Mundo Jueves, 5 de julio de 2018

Les enseñan a nadar y bucear a los chicos atrapados en la cueva

Los 12 futbolistas y su entrenador gozan de "buena salud", pero estiman que hay escasa posibilidad de evacuarlos de inmediato, por el elevado nivel de agua en la gruta.

Los 12 niños y su entrenador de fútbol atrapados en una cueva de Tailandia gozan de "buena salud" pero tienen escasas posibilidades de ser evacuados de inmediato por lo que iniciaron lecciones de natación y buceo y los socorristas tratan de reducir el nivel del agua antes de las lluvias previstas para mañana.

El gobernador de la provincia de Chiang Rai, Narongsak Osottanakorn, que dirige el rescate, dijo que una evacuación sería "difícil", ya que el nivel del agua es elevado, pese al importante sistema de bombeo instalado.

Gracias a ese sistema "el agua baja un centímetro por hora, lo que no está mal dado el tamaño de la gruta", explicó. Unas 20 bombas de extracción de agua drenan unos 10.000 litros por hora de los pasadizos inundados.

"Será difícil evacuarlos hoy" (por ayer) dijo no obstante el gobernador, y se negó a hacer especulaciones sobre la fecha de evacuación.

La operación de evacuación será complicada y los socorristas ya advirtieron que no se precipitarían a la hora de realizarla, pues el camino de vuelta recorre varios kilómetros por zonas angostas y etapas difíciles bajo el agua.

La marina tailandesa publicó un nuevo video de los niños en la cueva visiblemente delgados y arropados con mantas térmicas, pero saludando e incluso riendo."Tras haber comido, todos fueron examinados por un médico militar", precisó la marina, sin detallar, de momento, qué día podrían ser evacuados.

En este video, grabado el martes, aparecen 11 niños saludando, diciendo su nombre y luego "estoy bien de salud". La marina no explicó porqué el duodécimo niño no grabó el mensaje ni tampoco el entrenador, de 25 años.

Entrenamientos

Ya empezaron a ser entrenados para nadar y bucear y esta primera confirmación de su buen estado de salud hizo augurar una evacuación relativamente próxima.

"Estoy tan feliz", reaccionó, llorando, la madre de uno de los chicos, Bew, al ver el video."Está delgado", señaló, tras ver el mensaje de su hijo.

A la caída de la noche, un monje célebre en todo el país fue autorizado a franquear la entrada de la gruta.
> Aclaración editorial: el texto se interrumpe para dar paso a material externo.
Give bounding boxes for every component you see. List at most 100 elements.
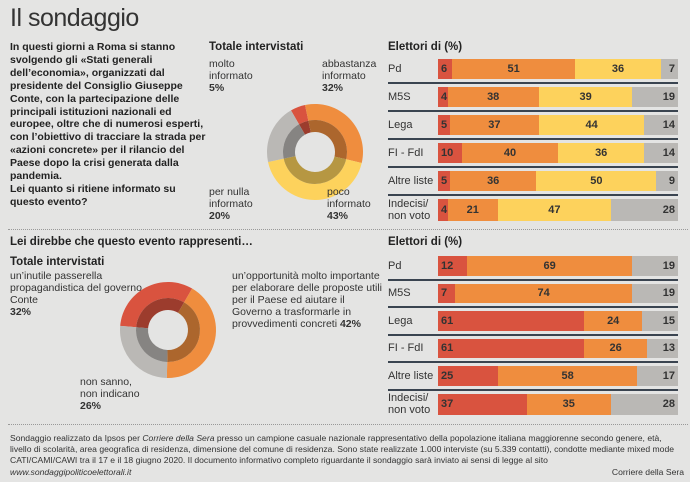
bar-segment-gray: 19 (632, 283, 678, 303)
bar-segment-red: 4 (438, 199, 448, 221)
bar-row: M5S 4 38 39 19 (388, 84, 678, 112)
stacked-bar: 4 21 47 28 (438, 199, 678, 221)
bar-row: Altre liste 5 36 50 9 (388, 168, 678, 196)
bar-segment-red: 7 (438, 283, 455, 303)
bar-row: M5S 7 74 19 (388, 281, 678, 308)
category-label: FI - FdI (388, 147, 424, 159)
label-per-nulla: per nulla informato 20% (209, 186, 269, 222)
category-label: Pd (388, 259, 402, 272)
bar-segment-yellow: 47 (497, 199, 611, 221)
bar-segment-red: 4 (438, 87, 448, 107)
label-poco: poco informato 43% (327, 186, 377, 222)
donut-inner-segment (135, 327, 168, 362)
bar-segment-yellow: 39 (538, 87, 633, 107)
donut-segment (305, 104, 363, 163)
bar-segment-orange: 74 (454, 283, 633, 303)
donut1-title: Totale intervistati (209, 41, 304, 53)
page-title: Il sondaggio (10, 4, 139, 32)
donut-inner-segment (308, 120, 347, 160)
bar-segment-yellow: 36 (574, 59, 662, 79)
stacked-bar: 12 69 19 (438, 256, 678, 276)
category-label: Indecisi/ non voto (388, 392, 431, 417)
bar-segment-gray: 14 (644, 143, 678, 163)
bar-segment-orange: 37 (450, 115, 539, 135)
stacked-bar: 25 58 17 (438, 366, 678, 386)
bar-segment-gray: 14 (644, 115, 678, 135)
donut2-title: Totale intervistati (10, 256, 105, 268)
label-text: molto informato (209, 58, 253, 82)
bar-segment-orange: 21 (447, 199, 498, 221)
bar-row: Lega 61 24 15 (388, 308, 678, 336)
label-pct: 43% (327, 210, 349, 222)
bar-segment-yellow: 50 (536, 171, 657, 191)
divider (8, 424, 688, 425)
category-label: Pd (388, 63, 402, 75)
bar-row: Indecisi/ non voto 4 21 47 28 (388, 196, 678, 224)
bar-segment-orange: 69 (466, 256, 633, 276)
label-abbastanza: abbastanza informato 32% (322, 58, 386, 94)
donut-inner-segment (282, 124, 305, 159)
bar-segment-orange: 35 (526, 393, 611, 415)
donut-segment (120, 281, 193, 328)
question-2: Lei direbbe che questo evento rappresent… (10, 236, 253, 248)
category-label: M5S (388, 91, 411, 103)
bar-segment-orange: 58 (498, 366, 638, 386)
divider (8, 229, 688, 230)
category-label: M5S (388, 287, 411, 300)
note-text: presso un campione casuale nazionale rap… (10, 433, 675, 466)
bar-segment-gray: 13 (646, 338, 678, 358)
bar-segment-yellow: 44 (538, 115, 645, 135)
category-label: FI - FdI (388, 342, 424, 355)
label-pct: 26% (80, 400, 102, 412)
bar-segment-red: 5 (438, 171, 450, 191)
note-italic: Corriere della Sera (142, 433, 215, 443)
bar-segment-orange: 24 (584, 311, 642, 331)
label-text: per nulla informato (209, 186, 253, 210)
stacked-bar: 5 37 44 14 (438, 115, 678, 135)
bars1-title: Elettori di (%) (388, 41, 463, 53)
bar-row: FI - FdI 61 26 13 (388, 336, 678, 363)
bar-segment-gray: 28 (610, 393, 678, 415)
category-label: Altre liste (388, 175, 434, 187)
bar-segment-orange: 26 (584, 338, 647, 358)
intro-body: In questi giorni a Roma si stanno svolge… (10, 41, 206, 183)
bar-segment-orange: 38 (447, 87, 539, 107)
stacked-bar: 4 38 39 19 (438, 87, 678, 107)
bar-row: Pd 6 51 36 7 (388, 56, 678, 84)
bar-segment-gray: 7 (661, 59, 678, 79)
bar-row: FI - FdI 10 40 36 14 (388, 140, 678, 168)
label-text: non sanno, non indicano (80, 376, 140, 400)
bar-segment-orange: 51 (452, 59, 575, 79)
label-text: un’opportunità molto importante per elab… (232, 270, 383, 330)
donut-segment (268, 158, 362, 200)
stacked-bar: 6 51 36 7 (438, 59, 678, 79)
donut-inner-segment (167, 302, 200, 362)
donut-inner-segment (136, 297, 185, 329)
bar-segment-gray: 28 (610, 199, 678, 221)
methodology-note: Sondaggio realizzato da Ipsos per Corrie… (10, 433, 685, 478)
label-molto: molto informato 5% (209, 58, 269, 94)
bar-segment-red: 5 (438, 115, 450, 135)
bar-segment-red: 25 (438, 366, 498, 386)
bar-row: Altre liste 25 58 17 (388, 363, 678, 391)
bar-segment-red: 6 (438, 59, 453, 79)
category-label: Indecisi/ non voto (388, 198, 431, 222)
bars2-title: Elettori di (%) (388, 236, 463, 248)
bar-segment-red: 12 (438, 256, 467, 276)
bar-segment-gray: 9 (656, 171, 678, 191)
label-pct: 20% (209, 210, 231, 222)
label-text: abbastanza informato (322, 58, 377, 82)
note-text: Sondaggio realizzato da Ipsos per (10, 433, 143, 443)
label-pct: 5% (209, 82, 225, 94)
category-label: Lega (388, 119, 413, 131)
label-opportunita: un’opportunità molto importante per elab… (232, 270, 382, 330)
bar-segment-red: 61 (438, 311, 585, 331)
intro-text: In questi giorni a Roma si stanno svolge… (10, 41, 210, 209)
source-credit: Corriere della Sera (611, 467, 684, 477)
stacked-bar: 5 36 50 9 (438, 171, 678, 191)
donut-segment (166, 288, 217, 378)
bar-segment-red: 10 (438, 143, 462, 163)
donut-segment (120, 325, 168, 378)
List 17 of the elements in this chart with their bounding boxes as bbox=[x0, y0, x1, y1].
Rodeado por miembros de las familias de los niños, rezó por el fin de su sufrimiento.

Los niños, de entre 11 y 16 años, fueron encontrados el lunes por la noche junto a su entrenador por buzos británicos que participaban en esta gran operación internacional, "sanos y salvos", a más de cuatro kilómetros en el interior de la galería.

El grupo estaba concentrado en un saliente situado en los meandros de la cueva, situada en la frontera con Birmania y Laos, donde se quedaron atrapados por la subida de las aguas.

En el primer video del lunes, se les veía demacrados pero dando las "gracias" a los buzos británicos, los primeros hombres que vieron en nueve días.

Fue una madre la que dio la voz de alarma el sábado, al ver que su hijo no regresaba del entrenamiento. Los objetos de los niños -bicicletas y zapatos- fueron encontrados horas después a la entrada de la cueva. Podrían haber decidido ir a explorar juntos la cueva, que conocían bien, o haber querido protegerse de la lluvia, pues es temporada del monzón.

Precisamente, la familia de Pheeraphat, nombre del chico, guardó una tarta en la heladera para poder festejar su aniversario a su regreso.

Entretanto, con la ayuda de especialistas japoneses, los socorristas siguen bombeando el máximo de agua de la cueva para facilitar su salida.

Se movilizaron decenas de buzos para esta operación, con equipos llegados desde Australia, Gran Bretaña, Japón, China y una treintena de soldados estadounidenses, que ayudaron al millar de socorristas tailandeses implicados en las labores de rescate.